Right limit of a composite function. Original functions limits are known.

[jens.w]

Homework Statement

If \lim_{x\rightarrow 0+}f(x)=A
and
\lim_{x\rightarrow 0-}f(x)=B find

\lim_{x\rightarrow 0+}f(x^{3}-x)

Homework Equations

The Attempt at a Solution

I don't have one. I am dumbfounded. Mostly i have been trying to understand the meaning of the composite function. I am not sure if this is correct but

f(x^{3}-x) =f(x(x^{2}-1))= f(x)f(x^{2}-1)

Then i have at least isolated f(x), whose limit is known, but the other factor i don't know what to do about.
I've been thinking about the meaning of the limits for the original function f(x). Since A is not equal to B, f(x) is not even. f(x) could be odd, but we don't know that. I don't know how that would help me, its just something i thought of.

 

[Mark44]

Homework Statement

If \lim_{x\rightarrow 0+}f(x)=A
and
\lim_{x\rightarrow 0-}f(x)=B find

\lim_{x\rightarrow 0+}f(x^{3}-x)

Homework Equations

The Attempt at a Solution

I don't have one. I am dumbfounded. Mostly i have been trying to understand the meaning of the composite function. I am not sure if this is correct but

f(x^{3}-x) =f(x(x^{2}-1))= f(x)f(x^{2}-1)

No, it's not correct at all. It is not generally true that f(ab) = f(a)f(b).

Under certain conditions, though, you can reverse the order of taking a limit and evaluating a function. Your textbook probably has a theorem that deals with this.

Then i have at least isolated f(x), whose limit is known, but the other factor i don't know what to do about.
I've been thinking about the meaning of the limits for the original function f(x). Since A is not equal to B, f(x) is not even. f(x) could be odd, but we don't know that. I don't know how that would help me, its just something i thought of.

 

[SammyS]

What is the sign of (x³-x), when 0 < x < 1 ?

 

[jens.w]

No, it's not correct at all. It is not generally true that f(ab) = f(a)f(b).

Under certain conditions, though, you can reverse the order of taking a limit and evaluating a function. Your textbook probably has a theorem that deals with this.

Oh ok, darn. I just tested it with f(x) = Ax + B, which was stupid.
I was trying to find a theorem about it in my textbook (Calculus by Adams) but failed. Any tips on books that can teach me more about composite functions?

What is the sign of (x³-x), when 0 < x < 1 ?

Negative, since x³ < x there.

 

[jens.w]

Am i wrong in assuming that if for instance

f(x)=Ax+B

then

f(x^{3}-x)=(Ax+B)^{3}-(Ax+B) ?

 

[HallsofIvy]

Am i wrong in assuming that if for instance

f(x)=Ax+B

then

f(x^{3}-x)=(Ax+B)^{3}-(Ax+B) ?

Yes, you are wrong. You have the order of composition backwards. If f(x)= x^3- x then f(Ax+ B)= (Ax+B)^3- (Ax+B).

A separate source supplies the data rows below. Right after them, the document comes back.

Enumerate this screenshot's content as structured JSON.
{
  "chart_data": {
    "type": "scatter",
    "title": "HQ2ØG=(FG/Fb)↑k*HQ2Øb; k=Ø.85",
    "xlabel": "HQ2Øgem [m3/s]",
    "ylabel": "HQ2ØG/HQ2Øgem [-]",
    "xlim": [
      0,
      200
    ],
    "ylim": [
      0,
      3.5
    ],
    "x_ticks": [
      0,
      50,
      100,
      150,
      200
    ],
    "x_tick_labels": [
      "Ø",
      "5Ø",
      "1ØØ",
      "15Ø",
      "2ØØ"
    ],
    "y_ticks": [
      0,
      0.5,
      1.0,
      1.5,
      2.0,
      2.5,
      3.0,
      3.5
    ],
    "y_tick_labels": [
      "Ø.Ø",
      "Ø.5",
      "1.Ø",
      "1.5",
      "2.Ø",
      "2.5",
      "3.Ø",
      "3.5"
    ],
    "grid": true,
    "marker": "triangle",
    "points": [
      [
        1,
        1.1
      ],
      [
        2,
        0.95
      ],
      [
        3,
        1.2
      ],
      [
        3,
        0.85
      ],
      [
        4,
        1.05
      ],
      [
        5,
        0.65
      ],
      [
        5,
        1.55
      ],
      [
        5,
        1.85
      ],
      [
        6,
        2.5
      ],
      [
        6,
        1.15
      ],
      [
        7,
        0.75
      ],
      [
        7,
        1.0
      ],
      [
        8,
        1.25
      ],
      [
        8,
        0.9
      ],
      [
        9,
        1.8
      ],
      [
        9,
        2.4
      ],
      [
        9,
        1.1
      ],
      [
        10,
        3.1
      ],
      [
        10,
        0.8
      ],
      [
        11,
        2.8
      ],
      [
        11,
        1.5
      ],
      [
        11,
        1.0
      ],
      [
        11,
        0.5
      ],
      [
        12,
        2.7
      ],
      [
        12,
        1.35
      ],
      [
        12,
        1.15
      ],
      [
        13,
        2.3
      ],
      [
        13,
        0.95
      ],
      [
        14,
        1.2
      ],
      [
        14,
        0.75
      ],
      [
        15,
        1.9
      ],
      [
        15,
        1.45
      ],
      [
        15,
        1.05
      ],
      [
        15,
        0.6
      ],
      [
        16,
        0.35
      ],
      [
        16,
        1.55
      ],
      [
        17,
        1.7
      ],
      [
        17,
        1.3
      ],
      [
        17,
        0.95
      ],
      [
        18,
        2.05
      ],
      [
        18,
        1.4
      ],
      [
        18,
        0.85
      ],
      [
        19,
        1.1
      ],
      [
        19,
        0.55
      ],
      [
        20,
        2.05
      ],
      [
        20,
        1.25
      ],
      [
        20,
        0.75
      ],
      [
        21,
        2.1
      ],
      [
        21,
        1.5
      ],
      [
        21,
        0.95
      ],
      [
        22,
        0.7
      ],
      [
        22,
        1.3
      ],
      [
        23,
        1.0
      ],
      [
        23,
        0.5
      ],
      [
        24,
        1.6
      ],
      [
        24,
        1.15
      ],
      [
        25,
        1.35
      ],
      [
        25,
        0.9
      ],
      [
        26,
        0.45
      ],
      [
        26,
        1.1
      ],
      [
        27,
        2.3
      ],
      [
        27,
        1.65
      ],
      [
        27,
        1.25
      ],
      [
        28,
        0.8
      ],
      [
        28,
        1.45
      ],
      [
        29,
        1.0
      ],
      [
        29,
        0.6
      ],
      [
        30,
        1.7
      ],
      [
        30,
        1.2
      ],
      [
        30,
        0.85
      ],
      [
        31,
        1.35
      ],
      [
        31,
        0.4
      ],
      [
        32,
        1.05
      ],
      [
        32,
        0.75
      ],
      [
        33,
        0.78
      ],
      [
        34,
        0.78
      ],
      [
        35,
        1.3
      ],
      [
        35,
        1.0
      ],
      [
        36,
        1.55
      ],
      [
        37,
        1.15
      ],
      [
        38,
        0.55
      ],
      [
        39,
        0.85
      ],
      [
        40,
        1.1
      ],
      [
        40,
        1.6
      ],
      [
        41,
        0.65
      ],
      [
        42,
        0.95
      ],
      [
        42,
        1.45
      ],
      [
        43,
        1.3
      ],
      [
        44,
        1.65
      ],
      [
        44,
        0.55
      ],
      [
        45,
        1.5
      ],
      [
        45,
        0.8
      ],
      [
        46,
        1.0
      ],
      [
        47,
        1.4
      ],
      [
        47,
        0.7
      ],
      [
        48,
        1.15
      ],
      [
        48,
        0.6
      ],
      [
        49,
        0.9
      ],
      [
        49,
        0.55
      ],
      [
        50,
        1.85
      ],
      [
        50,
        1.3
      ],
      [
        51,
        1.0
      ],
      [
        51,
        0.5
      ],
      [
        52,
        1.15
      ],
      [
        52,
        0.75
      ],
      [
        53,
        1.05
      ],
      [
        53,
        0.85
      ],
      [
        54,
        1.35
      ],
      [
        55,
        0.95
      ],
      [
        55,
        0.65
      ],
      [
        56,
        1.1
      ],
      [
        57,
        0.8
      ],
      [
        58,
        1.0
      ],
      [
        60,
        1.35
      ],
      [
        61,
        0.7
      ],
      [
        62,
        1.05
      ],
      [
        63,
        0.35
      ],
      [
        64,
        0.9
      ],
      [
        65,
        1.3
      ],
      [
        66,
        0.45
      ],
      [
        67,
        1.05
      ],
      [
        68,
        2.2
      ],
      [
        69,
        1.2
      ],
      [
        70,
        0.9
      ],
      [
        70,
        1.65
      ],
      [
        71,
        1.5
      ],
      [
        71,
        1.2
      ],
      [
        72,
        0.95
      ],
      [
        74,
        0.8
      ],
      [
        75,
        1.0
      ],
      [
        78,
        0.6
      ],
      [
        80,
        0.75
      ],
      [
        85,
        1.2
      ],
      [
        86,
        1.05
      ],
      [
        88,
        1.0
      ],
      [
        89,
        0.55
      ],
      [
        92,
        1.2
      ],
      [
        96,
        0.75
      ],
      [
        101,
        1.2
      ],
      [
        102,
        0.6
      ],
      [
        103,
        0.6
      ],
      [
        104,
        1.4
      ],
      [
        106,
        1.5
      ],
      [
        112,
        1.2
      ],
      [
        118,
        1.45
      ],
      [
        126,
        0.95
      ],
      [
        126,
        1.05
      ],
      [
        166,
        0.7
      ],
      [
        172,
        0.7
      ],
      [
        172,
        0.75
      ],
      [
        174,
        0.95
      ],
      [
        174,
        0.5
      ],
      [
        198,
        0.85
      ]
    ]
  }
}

With f(x)= Ax+B, then f(x^3- x)= A(x^3- x)+ B.

In any case, this has nothing to do with the original question. You know That x^3- x&lt; 0 for x between 0 and 1 and, of course, goes to 0 as x goes to 0. And you know that \lim_{x\to 0^-}f(x)= B.

 

[jens.w]

Oh right, that's how compositions are structured! Darn i have forgotten alot.

Ok, so since we have x^3 - x in place of x, in the original function f(x), and x^3 - x < 0 when 0 < x < 1, we have created the situation

\lim_{x\rightarrow 0-}f(x)

Wich is B. The answer is B.

Did i understand it now?

 

[gb7nash]

That's correct.

What about the case \lim_{x \to 0^+} f(x^3+x)?

 

[jens.w]

Ok, since x^{3}+x &gt; 0 when 0 &lt; x &lt; 1 and since x^{3}+x \rightarrow 0 when x \rightarrow 0 we should get

\lim_{x\rightarrow 0+}f(x^{3}+x) = A

Am i right?

 

[Dick]

Ok, since x^{3}+x &gt; 0 when 0 &lt; x &lt; 1 and since x^{3}+x \rightarrow 0 when x \rightarrow 0 we should get

\lim_{x\rightarrow 0+}f(x^{3}+x) = A

Am i right?

I'd agree with that.

 

[jens.w]

Thank you very much Mark44, SammyS, HallsofIvy, gb7nash and Dick.